Implementasi Konvensi CEDAW Harus Terus Menerus Dipantau
Published on RAHIMA : Pusat Pendidikan dan Informasi Islam Hak-hak Perempuan | shared via feedly mobile
 Tak terasa, ratifikasi Konvensi CEDAW oleh pemerintah RI telah berlangsung selama 27 tahun sejak hadirnya UU No.7 tahun 1984 tentang Pengesahan Konvensi Segala Bentuk Diskriminasi terhadap Wanita.
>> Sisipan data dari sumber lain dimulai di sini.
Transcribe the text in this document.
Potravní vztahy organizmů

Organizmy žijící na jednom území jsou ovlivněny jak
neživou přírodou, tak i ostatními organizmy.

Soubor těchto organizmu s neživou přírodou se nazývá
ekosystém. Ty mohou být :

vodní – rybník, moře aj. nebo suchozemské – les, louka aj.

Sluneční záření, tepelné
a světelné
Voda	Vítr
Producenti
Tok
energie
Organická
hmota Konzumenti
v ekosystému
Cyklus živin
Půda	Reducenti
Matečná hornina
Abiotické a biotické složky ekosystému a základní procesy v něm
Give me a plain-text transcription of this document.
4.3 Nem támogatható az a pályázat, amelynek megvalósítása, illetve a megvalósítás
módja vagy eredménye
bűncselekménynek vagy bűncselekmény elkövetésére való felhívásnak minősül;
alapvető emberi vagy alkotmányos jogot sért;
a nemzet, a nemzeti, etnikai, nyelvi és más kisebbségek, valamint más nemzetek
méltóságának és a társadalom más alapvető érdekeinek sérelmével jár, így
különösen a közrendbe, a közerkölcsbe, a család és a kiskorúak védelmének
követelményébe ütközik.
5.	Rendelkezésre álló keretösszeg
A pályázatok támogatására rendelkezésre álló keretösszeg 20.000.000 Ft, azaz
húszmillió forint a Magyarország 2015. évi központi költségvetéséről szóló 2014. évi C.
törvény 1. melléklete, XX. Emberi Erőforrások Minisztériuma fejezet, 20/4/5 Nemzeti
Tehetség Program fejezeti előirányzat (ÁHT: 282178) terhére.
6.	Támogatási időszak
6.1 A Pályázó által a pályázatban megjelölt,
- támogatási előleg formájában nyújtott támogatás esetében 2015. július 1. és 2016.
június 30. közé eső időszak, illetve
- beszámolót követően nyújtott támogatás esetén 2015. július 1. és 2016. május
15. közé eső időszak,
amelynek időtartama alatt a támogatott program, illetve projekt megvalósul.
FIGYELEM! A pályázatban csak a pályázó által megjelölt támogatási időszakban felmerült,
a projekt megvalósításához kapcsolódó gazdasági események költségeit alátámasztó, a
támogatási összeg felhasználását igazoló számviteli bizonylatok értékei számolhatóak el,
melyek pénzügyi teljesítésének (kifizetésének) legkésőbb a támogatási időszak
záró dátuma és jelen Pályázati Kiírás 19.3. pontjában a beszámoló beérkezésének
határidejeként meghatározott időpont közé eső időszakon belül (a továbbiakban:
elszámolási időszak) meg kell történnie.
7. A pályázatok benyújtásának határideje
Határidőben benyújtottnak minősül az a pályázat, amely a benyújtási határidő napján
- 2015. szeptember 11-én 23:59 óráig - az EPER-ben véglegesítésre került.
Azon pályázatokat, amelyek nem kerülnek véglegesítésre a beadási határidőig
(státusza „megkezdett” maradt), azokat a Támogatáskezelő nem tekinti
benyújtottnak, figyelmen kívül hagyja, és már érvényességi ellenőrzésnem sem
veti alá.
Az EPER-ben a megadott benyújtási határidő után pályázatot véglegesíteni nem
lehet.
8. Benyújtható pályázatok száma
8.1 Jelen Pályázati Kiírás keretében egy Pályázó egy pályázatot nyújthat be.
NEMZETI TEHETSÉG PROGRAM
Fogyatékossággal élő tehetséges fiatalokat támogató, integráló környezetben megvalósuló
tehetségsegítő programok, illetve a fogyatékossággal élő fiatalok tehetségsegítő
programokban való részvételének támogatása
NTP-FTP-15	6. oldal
Dengan diratifikasinya Konvensi Perempuan ini, maka Negara telah terikat secara hukum (legally binding) terhadap perjanjian internasional yang memiliki prinsip non diskriminasi, kesetaraan substantif, dan kewajiban Negara ini. Oleh karenanya, setiap 4 tahun sekali Negara harus mengirimkan laporan perkembangan pelaksanaan Konvensi CEDAW ini kepada Komite CEDAW di New York. Dan kini, setelah menyampaikannya dalam Sidang sesi ke-39 Juli 2007 yang lalu kini pemerintah mesti segera kembali mengirimkan laporannya. Sementara jaringan masyarakat sipil juga telah bersiap-siap untuk menyusun Laporan Independen NGO tentang implementasi CEDAW.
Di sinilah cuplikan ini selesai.